====== Numba ======
===== multiple returns =====
# return 타입이 같을 때
@nb.jit(nb.types.UniTuple(nb.float64[:],2)(nb.float64[:]),nopython=True)
def f(a) :
return a,a
@nb.jit('UniTuple(float64[:], 2)(float64[:])',nopython=True)
def f(a) :
return a,a
# return 타입이 다를 때
@nb.jit(nb.types.Tuple((nb.float64[:], nb.float64[:,:]))(nb.float64[:], nb.float64[:,:]),nopython=True)
def f(a, b) :
return a, b
@nb.jit('Tuple((float64[:], float64[:,:]))(float64[:], float64[:,:])',nopython=True)
def f(a, b) :
return a, b
# https://stackoverflow.com/questions/30363253/multiple-output-and-numba-signatures
===== multi-threading =====
* https://numba.pydata.org/numba-doc/dev/user/examples.html#multi-threading
===== structured array & ahead-of-time compile =====
import gr
import gr.pygr as mlab
import numba as nb
import numpy as np
import math
import radar_rust
from IPython import embed
from numba import cuda
from tqdm import tqdm
from radar_nb import aot_func, aot_func_parallel
def py_func(srcs, t):
m = np.zeros((200, 200), np.float64)
H, W = m.shape
for y in range(H):
for x in range(W):
for src in srcs:
dist = np.sqrt((y - src.y) ** 2 + (x - src.x) ** 2)

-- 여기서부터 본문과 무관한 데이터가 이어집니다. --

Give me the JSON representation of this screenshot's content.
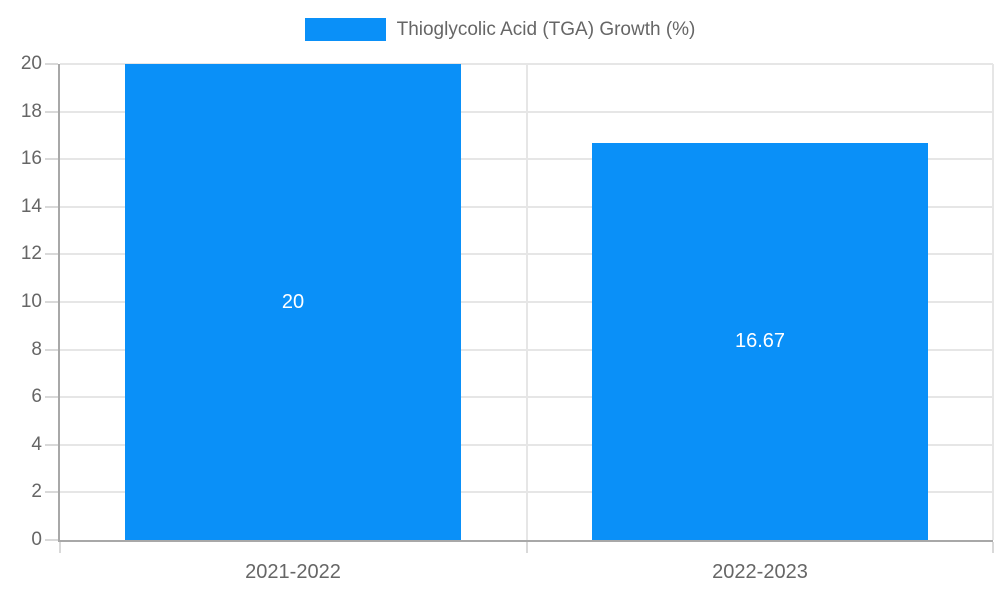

m[y, x] += np.cos(2.0 * np.pi * (dist + t) + t * src.phase)
return m
def np_func(srcs, t):
m = np.zeros((200, 200), np.float64)
H, W = m.shape
ys = np.arange(H).reshape(-1, 1).repeat(W, 1).reshape(-1)
xs = np.arange(W).reshape(1, -1).repeat(H, 0).reshape(-1)
ds = np.sqrt(
(ys.reshape(-1, 1) - srcs.y.reshape(1, -1)) ** 2
+ (xs.reshape(-1, 1) - srcs.x.reshape(1, -1)) ** 2
)
for i in range(len(srcs)):
m[ys, xs] += np.cos(2.0 * np.pi * (ds[:, i] + t) + t * srcs.phase[i])
return m
spec = nb.from_dtype(np.dtype([("y", np.int32), ("x", np.int32), ("phase", np.int32)]))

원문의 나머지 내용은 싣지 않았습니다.